The foundation has had an executive director, but when the fiercely private couple brings in a rising star in the world of philanthropy and gives him a seat on the board alongside them, it signals a new era.
“It is a good time for us to step back and let it go,” Barbara Hostetter said in a phone interview.
The new Barr will remain committed to Boston but expand its national footprint. This doesn’t mean there will be an overall increase in grants — it gives about $60 million a year — or that Barr will be everywhere, a la the Bill & Melinda Gates Foundation. In fact, the Hostetters don’t want that. “I hope we never get too big,” said Barbara.
So what does the couple want the Barr to be?
“I hope we can be smart and nimble, responsible and proactive,” she said, pausing to catch herself, as if realizing that’s not much of an answer. “It doesn’t sound unique when you say it, but it is hard work.”
A lot of that work will be done by the 47-year-old Canales. For a decade, he ran the $1.6 billion James Irvine Foundation, a San Francisco nonprofit focused solely on California. In particular, it is known for funding projects related to the arts, youth, and democracy.
Canales was brought in to that foundation to clean up somebody else’s mess, and he pushed for more transparency and clarity in the organization’s procedures. He also became a leader among California’s nonprofit executives and sat on high-profile boards, including the board of trustees at his alma mater, Stanford, a post Canales still holds.
“I have worked with CEOs in the nonprofit sector and for-profit sector — he is one of the best I have ever seen,” said Greg Avis, chair of the Irvine Foundation and founding managing director at Summit Partners, a private equity firm with offices in Menlo Park, Calif., and Boston.
The only thing that worries Avis is the native Californian’s baseball allegiance.
“I still think he will be a Giants fan,” said Avis. “I am not sure if he has a Red Sox cap yet.”
Actually, he owns two. Let’s see if he wears them.

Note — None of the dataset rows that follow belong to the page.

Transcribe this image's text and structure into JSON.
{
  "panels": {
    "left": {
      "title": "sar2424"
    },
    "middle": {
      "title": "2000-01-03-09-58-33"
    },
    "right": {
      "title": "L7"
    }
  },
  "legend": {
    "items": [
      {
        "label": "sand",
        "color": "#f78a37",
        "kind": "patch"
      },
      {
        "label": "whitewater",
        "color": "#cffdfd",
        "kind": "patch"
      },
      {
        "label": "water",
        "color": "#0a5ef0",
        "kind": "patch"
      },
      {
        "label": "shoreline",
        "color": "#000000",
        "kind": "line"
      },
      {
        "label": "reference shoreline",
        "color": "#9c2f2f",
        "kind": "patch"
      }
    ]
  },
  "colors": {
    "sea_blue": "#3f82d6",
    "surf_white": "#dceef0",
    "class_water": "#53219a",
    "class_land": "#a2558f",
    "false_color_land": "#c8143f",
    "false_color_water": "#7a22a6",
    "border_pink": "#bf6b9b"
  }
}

Tinkering with a foundation’s formula can be unnerving, especially for the current beneficiaries of Barr’s largesse. The Barr — which is Hostetter’s middle name — has focused on funding the arts, education, climate change programs, and global initiatives.

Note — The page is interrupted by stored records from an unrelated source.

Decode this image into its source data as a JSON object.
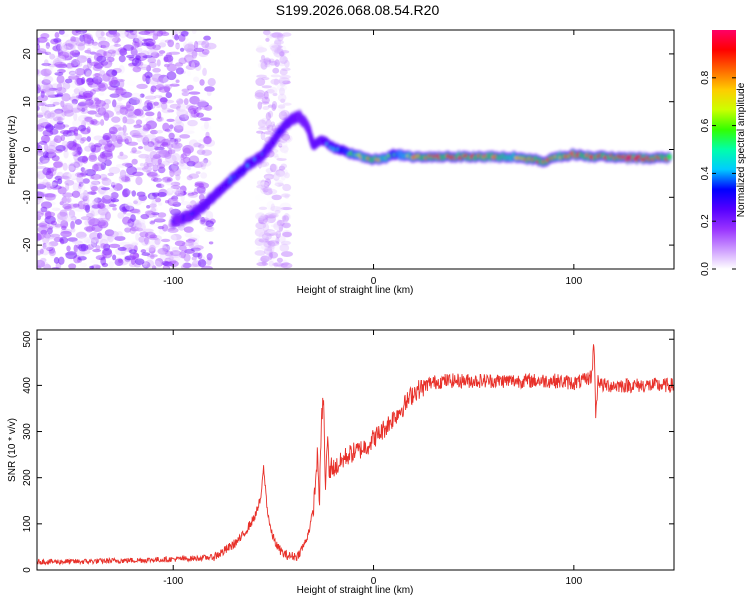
{
  "title": "S199.2026.068.08.54.R20",
  "chart_data": [
    {
      "type": "heatmap",
      "title": "S199.2026.068.08.54.R20",
      "xlabel": "Height of straight line (km)",
      "ylabel": "Frequency (Hz)",
      "xlim": [
        -168,
        150
      ],
      "ylim": [
        -25,
        25
      ],
      "xticks": [
        -100,
        0,
        100
      ],
      "yticks": [
        -20,
        -10,
        0,
        10,
        20
      ],
      "xtick_labels": [
        "-100",
        "0",
        "100"
      ],
      "ytick_labels": [
        "-20",
        "-10",
        "0",
        "10",
        "20"
      ],
      "noise_region_x": [
        -168,
        -80
      ],
      "noise_band_x": [
        -57,
        -43
      ],
      "ridge_x": [
        -100,
        -92,
        -85,
        -78,
        -70,
        -62,
        -55,
        -48,
        -42,
        -37,
        -33,
        -30,
        -26,
        -18,
        -10,
        -2,
        5,
        10,
        20,
        30,
        40,
        50,
        60,
        70,
        78,
        85,
        92,
        100,
        108,
        115,
        125,
        135,
        148
      ],
      "ridge_y": [
        -15,
        -14,
        -12,
        -9,
        -6,
        -3,
        -1,
        3,
        6,
        7,
        5,
        1,
        2,
        0,
        -1,
        -2,
        -2,
        -1,
        -1.5,
        -1.5,
        -1.5,
        -1.5,
        -1.5,
        -1.5,
        -2,
        -2.5,
        -1.5,
        -1,
        -1.5,
        -1.5,
        -1.8,
        -1.8,
        -1.8
      ],
      "ridge_amplitude": [
        0.25,
        0.3,
        0.35,
        0.35,
        0.4,
        0.4,
        0.35,
        0.35,
        0.35,
        0.3,
        0.3,
        0.35,
        0.35,
        0.45,
        0.55,
        0.8,
        0.7,
        0.5,
        0.75,
        0.9,
        0.95,
        0.9,
        0.8,
        0.7,
        0.8,
        0.9,
        0.75,
        0.85,
        0.9,
        0.9,
        0.95,
        0.9,
        0.9
      ],
      "colorbar": {
        "label": "Normalized spectral amplitude",
        "range": [
          0,
          1
        ],
        "ticks": [
          0.0,
          0.2,
          0.4,
          0.6,
          0.8
        ],
        "tick_labels": [
          "0.0",
          "0.2",
          "0.4",
          "0.6",
          "0.8"
        ],
        "colormap": [
          "#ffffff",
          "#cc99ff",
          "#9933ff",
          "#5500ff",
          "#0000ff",
          "#00ccff",
          "#00ffaa",
          "#33ff00",
          "#ccff00",
          "#ffcc00",
          "#ff6600",
          "#ff0000",
          "#ff0066"
        ]
      }
    },
    {
      "type": "line",
      "xlabel": "Height of straight line (km)",
      "ylabel": "SNR (10 * v/v)",
      "xlim": [
        -168,
        150
      ],
      "ylim": [
        0,
        520
      ],
      "xticks": [
        -100,
        0,
        100
      ],
      "yticks": [
        0,
        100,
        200,
        300,
        400,
        500
      ],
      "xtick_labels": [
        "-100",
        "0",
        "100"
      ],
      "ytick_labels": [
        "0",
        "100",
        "200",
        "300",
        "400",
        "500"
      ],
      "series": [
        {
          "name": "SNR",
          "color": "#e8312a",
          "x": [
            -168,
            -150,
            -130,
            -110,
            -90,
            -80,
            -75,
            -70,
            -66,
            -63,
            -60,
            -58,
            -56,
            -55,
            -54,
            -53,
            -51,
            -48,
            -45,
            -42,
            -38,
            -36,
            -34,
            -32,
            -30,
            -28,
            -27,
            -26,
            -25,
            -24,
            -23,
            -22,
            -21,
            -20,
            -18,
            -16,
            -14,
            -12,
            -10,
            -7,
            -3,
            0,
            4,
            8,
            12,
            16,
            20,
            24,
            28,
            35,
            50,
            70,
            90,
            100,
            105,
            109,
            110,
            111,
            112,
            114,
            120,
            135,
            150
          ],
          "y": [
            18,
            18,
            20,
            22,
            25,
            28,
            40,
            55,
            70,
            90,
            110,
            130,
            160,
            225,
            180,
            130,
            80,
            50,
            35,
            30,
            30,
            45,
            60,
            90,
            130,
            250,
            150,
            320,
            380,
            170,
            290,
            200,
            230,
            220,
            225,
            235,
            245,
            250,
            255,
            260,
            270,
            285,
            300,
            320,
            340,
            360,
            385,
            395,
            405,
            410,
            410,
            410,
            410,
            405,
            410,
            420,
            500,
            330,
            415,
            400,
            400,
            400,
            400
          ]
        }
      ]
    }
  ]
}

Canales said the foundation will continue to write checks, while he spends time listening and learning about what it does right, what it can be better at, and what causes needs attention. He also promises to tell us more about what’s going on through the Barr website and a newly created Twitter account, @BarrFdn.
“Change will occur,” said Canales. “It will be gradual and evolutionary. It will be carried out in a respectful and transparent way.”

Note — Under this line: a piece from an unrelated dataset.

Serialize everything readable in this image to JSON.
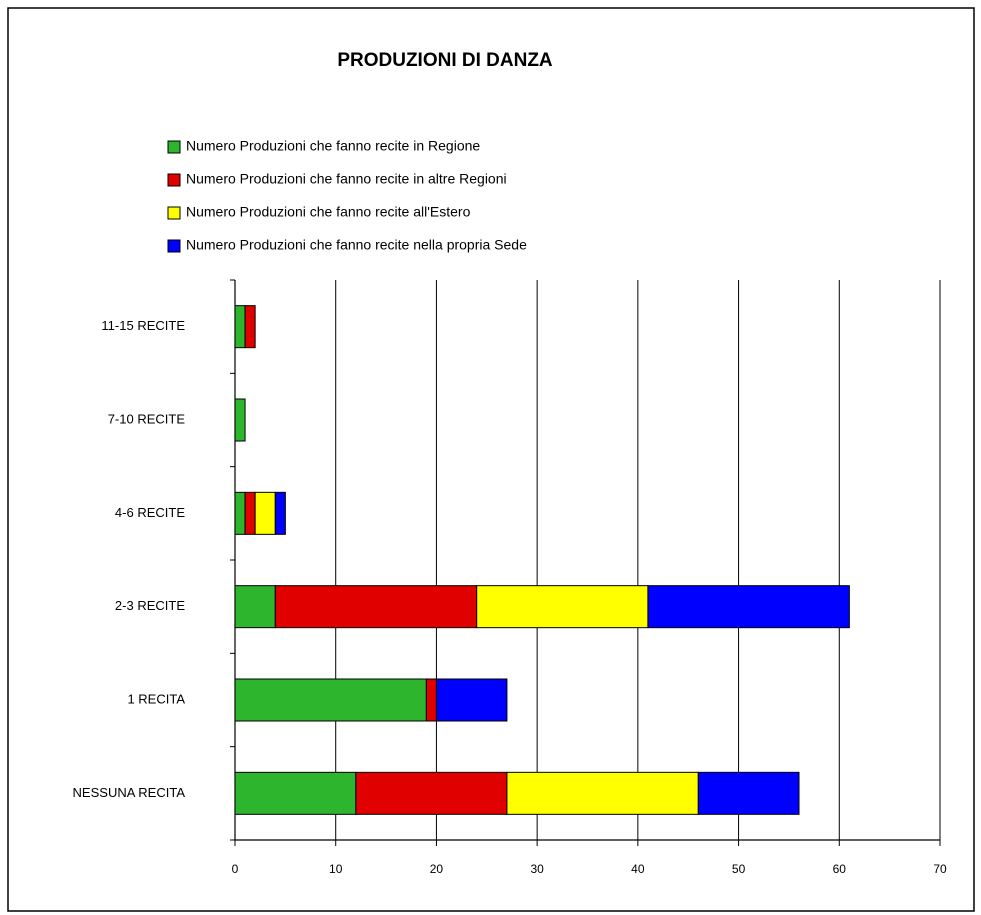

But there’s one thing Canales wants to make clear immediately: “This is a foundation that was birthed in this city. It has a deep history and commitment to Boston, and that commitment will be sustained.”
The Hostetters personally courted Canales last fall after he said he wasn’t interested in the job. His name kept bubbling up, so when the billionaires were visiting a daughter at Stanford’s business school in Palo Alto, they also arranged to have lunch with him.
At the end of a hour-and-half meal at an Italian restaurant, Amos Hostetter asked Canales to keep his name in the running. Canales needed 24 hours to think about it, which turned into a couple of weeks before he finally accepted the job offer.
If the Hostetters were looking for fresh eyes, they found them in Canales. He was born and raised in San Francisco and had never lived outside the Golden State. His mother’s family is from Nicaragua, his father’s comes from Mexico. Canales and his partner, Jim McCann, now live in downtown Boston.
Paul Grogan, head of the Boston Foundation and the dean of our nonprofit world, said Canales’s arrival will deepen Barr’s impact. “You don’t get someone like him,” Grogan said, and not “take advantage of his reach.”